Ramblings of an aging IT geek
← Ramblings of an aging IT geek
rust

a rust tool to find duplicate files, and whether it earned the build time

A small Rust command-line tool that finds duplicate files by hashing only the candidates that share a size, and an honest look at where the language helped.

Rust source on a terminal

My photos directory had got out of hand. Years of imports from different cameras and phones, the same shots copied into three different folders, and a nagging suspicion that a meaningful fraction of the disk was just the same files under different names. I wanted a tool that told me which files were genuine duplicates, byte for byte, so I could delete with confidence rather than by vibes. There are existing tools that do this. I wrote my own anyway, in Rust, partly to have a reason to. So: was it worth it?

the trick is not hashing everything

The naive version hashes every file and groups by hash. On a directory of tens of thousands of photos, that means reading every byte off disk, and most of that reading is wasted, because the vast majority of files are unique and you only needed to confirm that they're a different size from everything else.

The actual algorithm is the obvious one once you see it: group files by size first, because two files of different sizes cannot be identical, then only hash within each size group, and only when a group has more than one file in it. The hashing, the expensive part, now only touches files that already have a same-size twin. On my photos that cut the bytes read by something like ninety percent.

let mut by_size: HashMap<u64, Vec<PathBuf>> = HashMap::new();
for entry in WalkDir::new(&root).into_iter().filter_map(Result::ok) {
    if entry.file_type().is_file() {
        let len = entry.metadata().map(|m| m.len()).unwrap_or(0);
        by_size.entry(len).or_default().push(entry.path().to_owned());
    }
}

walkdir handles the recursion and filter_map(Result::ok) quietly drops the entries I can't read rather than aborting the whole walk, which on a real filesystem with the odd permission-denied directory is exactly what you want.

A diagram of files grouped by size, then hashed within groups

where rust pulled its weight

The hashing within a group is where the types earned their keep.
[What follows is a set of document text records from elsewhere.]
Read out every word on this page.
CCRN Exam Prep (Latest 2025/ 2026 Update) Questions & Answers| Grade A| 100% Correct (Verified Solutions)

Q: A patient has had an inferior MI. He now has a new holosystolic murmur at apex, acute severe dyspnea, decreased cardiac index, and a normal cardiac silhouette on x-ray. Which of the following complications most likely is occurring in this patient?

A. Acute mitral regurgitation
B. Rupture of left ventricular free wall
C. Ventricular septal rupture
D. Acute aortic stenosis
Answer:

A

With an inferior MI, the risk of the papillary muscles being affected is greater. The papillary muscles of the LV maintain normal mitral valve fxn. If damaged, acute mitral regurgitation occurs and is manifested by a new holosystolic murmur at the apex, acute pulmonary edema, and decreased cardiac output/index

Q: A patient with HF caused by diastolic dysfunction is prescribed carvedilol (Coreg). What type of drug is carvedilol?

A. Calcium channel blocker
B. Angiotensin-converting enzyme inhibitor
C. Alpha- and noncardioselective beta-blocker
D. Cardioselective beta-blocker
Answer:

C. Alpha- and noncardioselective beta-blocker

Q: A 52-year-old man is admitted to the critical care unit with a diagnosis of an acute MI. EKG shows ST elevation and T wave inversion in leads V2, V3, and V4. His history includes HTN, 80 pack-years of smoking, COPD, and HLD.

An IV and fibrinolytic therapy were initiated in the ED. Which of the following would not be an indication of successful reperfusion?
For each size group with more than one file I read each file and hash it, then group by digest. The thing Rust made pleasant was iterator chaining: walk, filter, group, retain only the groups with collisions, all as a pipeline rather than a heap of mutable bookkeeping.

by_size.retain(|_, paths| paths.len() > 1);

That one line throws away every size that has no possible duplicate, before I read a single byte of content. The retain on a HashMap mutating in place is the kind of small, sharp tool the standard library is full of, and it's the reason the program reads roughly like the description of the algorithm.
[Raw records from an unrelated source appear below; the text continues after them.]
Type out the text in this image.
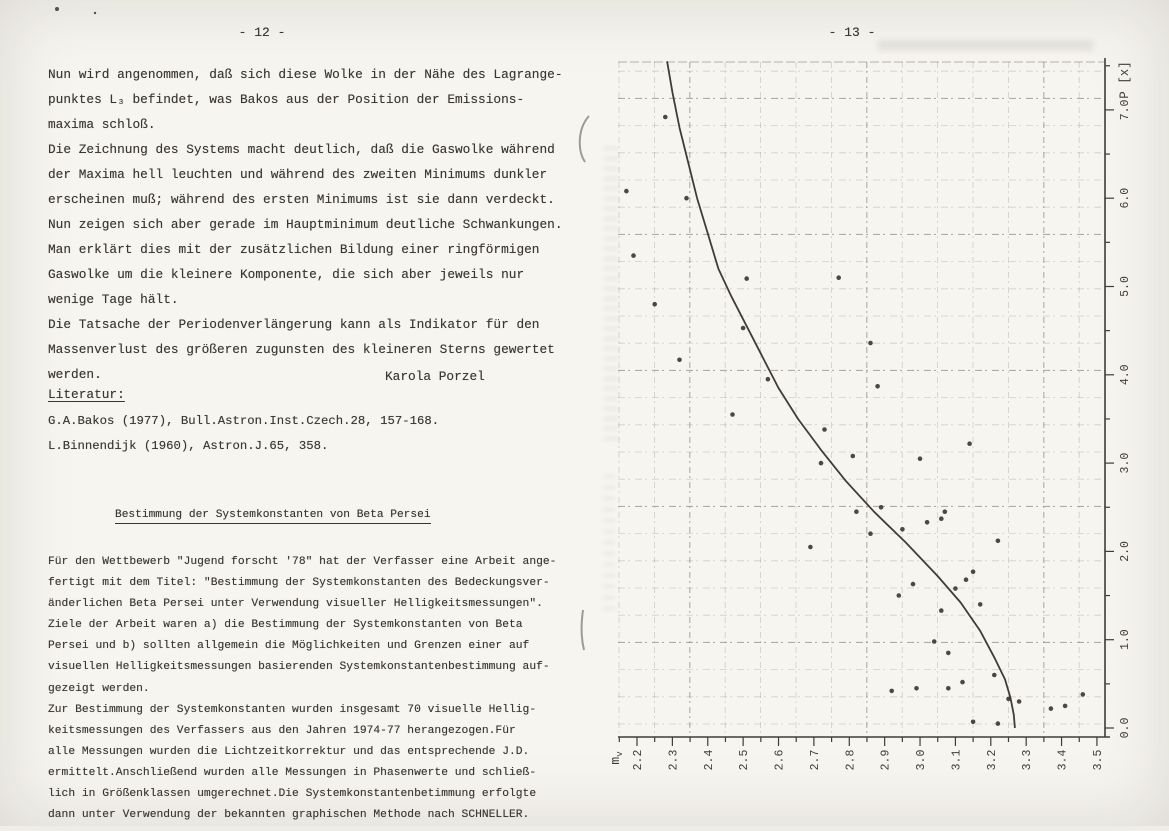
2.2 2.3 2.4 2.5 2.6 2.7 2.8 2.9 3.0 3.1 3.2 3.3 3.4 3.5
0.0
1.0
2.0
3.0
4.0
5.0
6.0
7.0
$m_v$
P [x]
- 12 -
Nun wird angenommen, daß sich diese Wolke in der Nähe des Lagrange-
punktes L₃ befindet, was Bakos aus der Position der Emissions-
maxima schloß.
Die Zeichnung des Systems macht deutlich, daß die Gaswolke während
der Maxima hell leuchten und während des zweiten Minimums dunkler
erscheinen muß; während des ersten Minimums ist sie dann verdeckt.
Nun zeigen sich aber gerade im Hauptminimum deutliche Schwankungen.
Man erklärt dies mit der zusätzlichen Bildung einer ringförmigen
Gaswolke um die kleinere Komponente, die sich aber jeweils nur
wenige Tage hält.
Die Tatsache der Periodenverlängerung kann als Indikator für den
Massenverlust des größeren zugunsten des kleineren Sterns gewertet
werden.	Karola Porzel
Literatur:
G.A.Bakos (1977), Bull.Astron.Inst.Czech.28, 157-168.
L.Binnendijk (1960), Astron.J.65, 358.
Bestimmung der Systemkonstanten von Beta Persei
Für den Wettbewerb "Jugend forscht '78" hat der Verfasser eine Arbeit ange-
fertigt mit dem Titel: "Bestimmung der Systemkonstanten des Bedeckungsver-
änderlichen Beta Persei unter Verwendung visueller Helligkeitsmessungen".
Ziele der Arbeit waren a) die Bestimmung der Systemkonstanten von Beta
Persei und b) sollten allgemein die Möglichkeiten und Grenzen einer auf
visuellen Helligkeitsmessungen basierenden Systemkonstantenbestimmung auf-
gezeigt werden.
Zur Bestimmung der Systemkonstanten wurden insgesamt 70 visuelle Hellig-
keitsmessungen des Verfassers aus den Jahren 1974-77 herangezogen.Für
alle Messungen wurden die Lichtzeitkorrektur und das entsprechende J.D.
ermittelt.Anschließend wurden alle Messungen in Phasenwerte und schließ-
lich in Größenklassen umgerechnet.Die Systemkonstantenbetimmung erfolgte
dann unter Verwendung der bekannten graphischen Methode nach SCHNELLER.
- 13 -
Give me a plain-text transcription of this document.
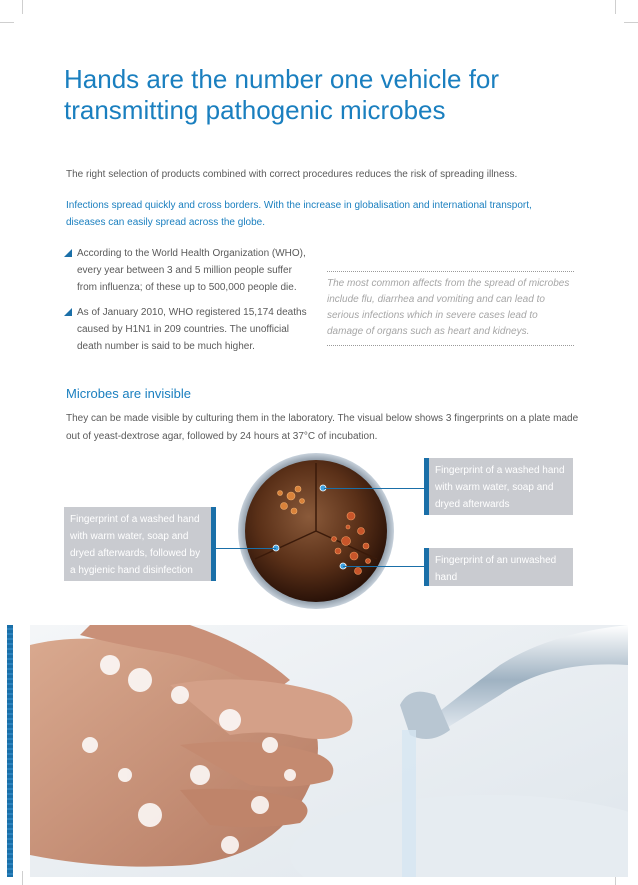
Hands are the number one vehicle for transmitting pathogenic microbes
The right selection of products combined with correct procedures reduces the risk of spreading illness.
Infections spread quickly and cross borders. With the increase in globalisation and international transport, diseases can easily spread across the globe.
According to the World Health Organization (WHO), every year between 3 and 5 million people suffer from influenza; of these up to 500,000 people die.
As of January 2010, WHO registered 15,174 deaths caused by H1N1 in 209 countries. The unofficial death number is said to be much higher.
The most common affects from the spread of microbes include flu, diarrhea and vomiting and can lead to serious infections which in severe cases lead to damage of organs such as heart and kidneys.
Microbes are invisible
They can be made visible by culturing them in the laboratory. The visual below shows 3 fingerprints on a plate made out of yeast-dextrose agar, followed by 24 hours at 37°C of incubation.
Fingerprint of a washed hand with warm water, soap and dryed afterwards
Fingerprint of a washed hand with warm water, soap and dryed afterwards, followed by a hygienic hand disinfection
Fingerprint of an unwashed hand
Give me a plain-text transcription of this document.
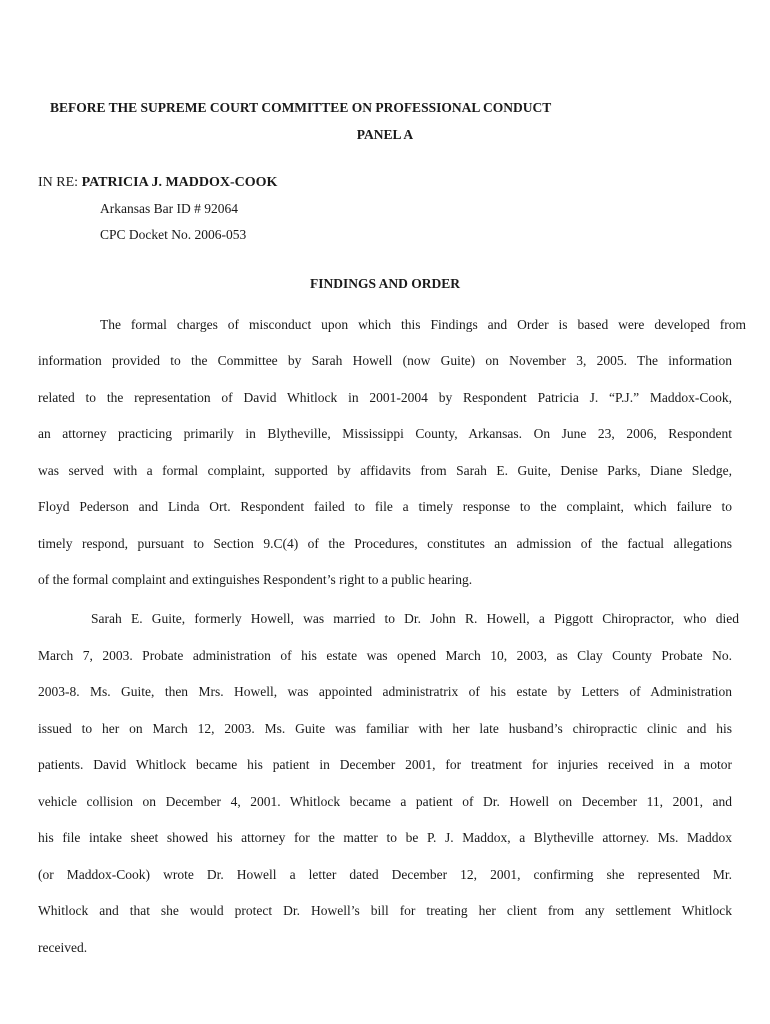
BEFORE THE SUPREME COURT COMMITTEE ON PROFESSIONAL CONDUCT
PANEL A
IN RE: PATRICIA J. MADDOX-COOK
Arkansas Bar ID # 92064
CPC Docket No. 2006-053
FINDINGS AND ORDER
The formal charges of misconduct upon which this Findings and Order is based were developed from
information provided to the Committee by Sarah Howell (now Guite) on November 3, 2005. The information
related to the representation of David Whitlock in 2001-2004 by Respondent Patricia J. “P.J.” Maddox-Cook,
an attorney practicing primarily in Blytheville, Mississippi County, Arkansas. On June 23, 2006, Respondent
was served with a formal complaint, supported by affidavits from Sarah E. Guite, Denise Parks, Diane Sledge,
Floyd Pederson and Linda Ort. Respondent failed to file a timely response to the complaint, which failure to
timely respond, pursuant to Section 9.C(4) of the Procedures, constitutes an admission of the factual allegations
of the formal complaint and extinguishes Respondent’s right to a public hearing.
Sarah E. Guite, formerly Howell, was married to Dr. John R. Howell, a Piggott Chiropractor, who died
March 7, 2003. Probate administration of his estate was opened March 10, 2003, as Clay County Probate No.
2003-8. Ms. Guite, then Mrs. Howell, was appointed administratrix of his estate by Letters of Administration
issued to her on March 12, 2003. Ms. Guite was familiar with her late husband’s chiropractic clinic and his
patients. David Whitlock became his patient in December 2001, for treatment for injuries received in a motor
vehicle collision on December 4, 2001. Whitlock became a patient of Dr. Howell on December 11, 2001, and
his file intake sheet showed his attorney for the matter to be P. J. Maddox, a Blytheville attorney. Ms. Maddox
(or Maddox-Cook) wrote Dr. Howell a letter dated December 12, 2001, confirming she represented Mr.
Whitlock and that she would protect Dr. Howell’s bill for treating her client from any settlement Whitlock
received.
The other quiet win was correctness around the edges. Files that vanish between the walk and the hash, files I can't open, symlinks pointing at nothing: in a shell pipeline of find and md5sum these are silent corruptions of the result. Here they're Results I have to deal with, and dealing with them was a few lines, not an afternoon.

the accounting

Build time, as always, was the cost. A binary depending on walkdir and a hashing crate is not a quick cargo build, and the edit-run loop against a real directory dragged until I pointed it at a small fixture tree for development. That's the recurring tax on doing this in Rust: the compiler is thorough and thoroughness isn't free.
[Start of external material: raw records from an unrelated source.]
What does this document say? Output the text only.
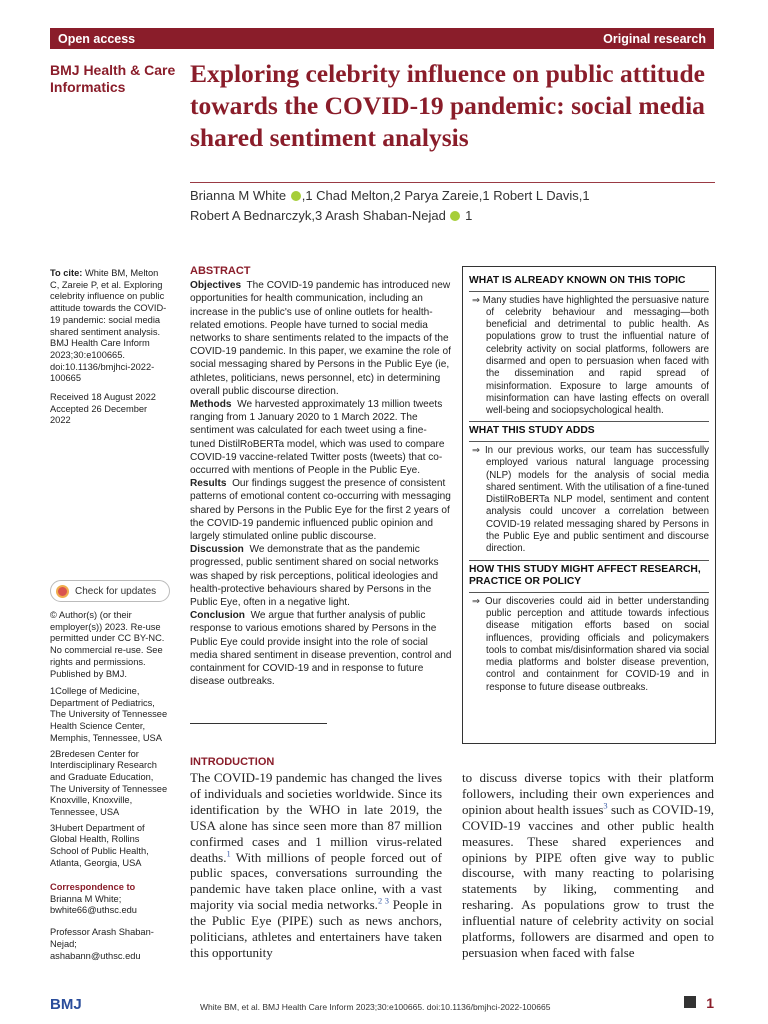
Open access	Original research
BMJ Health & Care Informatics	Exploring celebrity influence on public attitude towards the COVID-19 pandemic: social media shared sentiment analysis
Brianna M White ,1 Chad Melton,2 Parya Zareie,1 Robert L Davis,1
Robert A Bednarczyk,3 Arash Shaban-Nejad 1
To cite: White BM, Melton C, Zareie P, et al. Exploring celebrity influence on public attitude towards the COVID-19 pandemic: social media shared sentiment analysis. BMJ Health Care Inform 2023;30:e100665. doi:10.1136/bmjhci-2022-100665
Received 18 August 2022
Accepted 26 December 2022
Check for updates
© Author(s) (or their employer(s)) 2023. Re-use permitted under CC BY-NC. No commercial re-use. See rights and permissions. Published by BMJ.
1College of Medicine, Department of Pediatrics, The University of Tennessee Health Science Center, Memphis, Tennessee, USA
2Bredesen Center for Interdisciplinary Research and Graduate Education, The University of Tennessee Knoxville, Knoxville, Tennessee, USA
3Hubert Department of Global Health, Rollins School of Public Health, Atlanta, Georgia, USA
Correspondence to
Brianna M White; bwhite66@uthsc.edu
Professor Arash Shaban-Nejad; ashabann@uthsc.edu
ABSTRACT
Objectives The COVID-19 pandemic has introduced new opportunities for health communication, including an increase in the public's use of online outlets for health-related emotions. People have turned to social media networks to share sentiments related to the impacts of the COVID-19 pandemic. In this paper, we examine the role of social messaging shared by Persons in the Public Eye (ie, athletes, politicians, news personnel, etc) in determining overall public discourse direction.
Methods We harvested approximately 13 million tweets ranging from 1 January 2020 to 1 March 2022. The sentiment was calculated for each tweet using a fine-tuned DistilRoBERTa model, which was used to compare COVID-19 vaccine-related Twitter posts (tweets) that co-occurred with mentions of People in the Public Eye.
Results Our findings suggest the presence of consistent patterns of emotional content co-occurring with messaging shared by Persons in the Public Eye for the first 2 years of the COVID-19 pandemic influenced public opinion and largely stimulated online public discourse.
Discussion We demonstrate that as the pandemic progressed, public sentiment shared on social networks was shaped by risk perceptions, political ideologies and health-protective behaviours shared by Persons in the Public Eye, often in a negative light.
Conclusion We argue that further analysis of public response to various emotions shared by Persons in the Public Eye could provide insight into the role of social media shared sentiment in disease prevention, control and containment for COVID-19 and in response to future disease outbreaks.
WHAT IS ALREADY KNOWN ON THIS TOPIC

⇒ Many studies have highlighted the persuasive nature of celebrity behaviour and messaging—both beneficial and detrimental to public health. As populations grow to trust the influential nature of celebrity activity on social platforms, followers are disarmed and open to persuasion when faced with the dissemination and rapid spread of misinformation. Exposure to large amounts of misinformation can have lasting effects on overall well-being and sociopsychological health.

WHAT THIS STUDY ADDS

⇒ In our previous works, our team has successfully employed various natural language processing (NLP) models for the analysis of social media shared sentiment. With the utilisation of a fine-tuned DistilRoBERTa NLP model, sentiment and content analysis could uncover a correlation between COVID-19 related messaging shared by Persons in the Public Eye and public sentiment and discourse direction.

HOW THIS STUDY MIGHT AFFECT RESEARCH, PRACTICE OR POLICY

⇒ Our discoveries could aid in better understanding public perception and attitude towards infectious disease mitigation efforts based on social influences, providing officials and policymakers tools to combat mis/disinformation shared via social media platforms and bolster disease prevention, control and containment for COVID-19 and in response to future disease outbreaks.

INTRODUCTION
The COVID-19 pandemic has changed the lives of individuals and societies worldwide. Since its identification by the WHO in late 2019, the USA alone has since seen more than 87 million confirmed cases and 1 million virus-related deaths.$^1$ With millions of people forced out of public spaces, conversations surrounding the pandemic have taken place online, with a vast majority via social media networks.$^{2 3}$ People in the Public Eye (PIPE) such as news anchors, politicians, athletes and entertainers have taken this opportunity
to discuss diverse topics with their platform followers, including their own experiences and opinion about health issues$^3$ such as COVID-19, COVID-19 vaccines and other public health measures. These shared experiences and opinions by PIPE often give way to public discourse, with many reacting to polarising statements by liking, commenting and resharing. As populations grow to trust the influential nature of celebrity activity on social platforms, followers are disarmed and open to persuasion when faced with false
BMJ	White BM, et al. BMJ Health Care Inform 2023;30:e100665. doi:10.1136/bmjhci-2022-100665	1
Was it worth it for a one-off disk tidy? Honestly, for a true one-off, probably not, an existing tool would have done. What tipped it was that I now run this monthly, it's a single static binary I trust to never delete anything itself (it only ever prints the duplicates, the deleting is my problem), and the size-first trick makes it fast enough that monthly is no bother. The Rust paid off not in the writing but in the trusting. I'd hand this tool a directory I cared about without a second thought, and that's worth a slow build or two.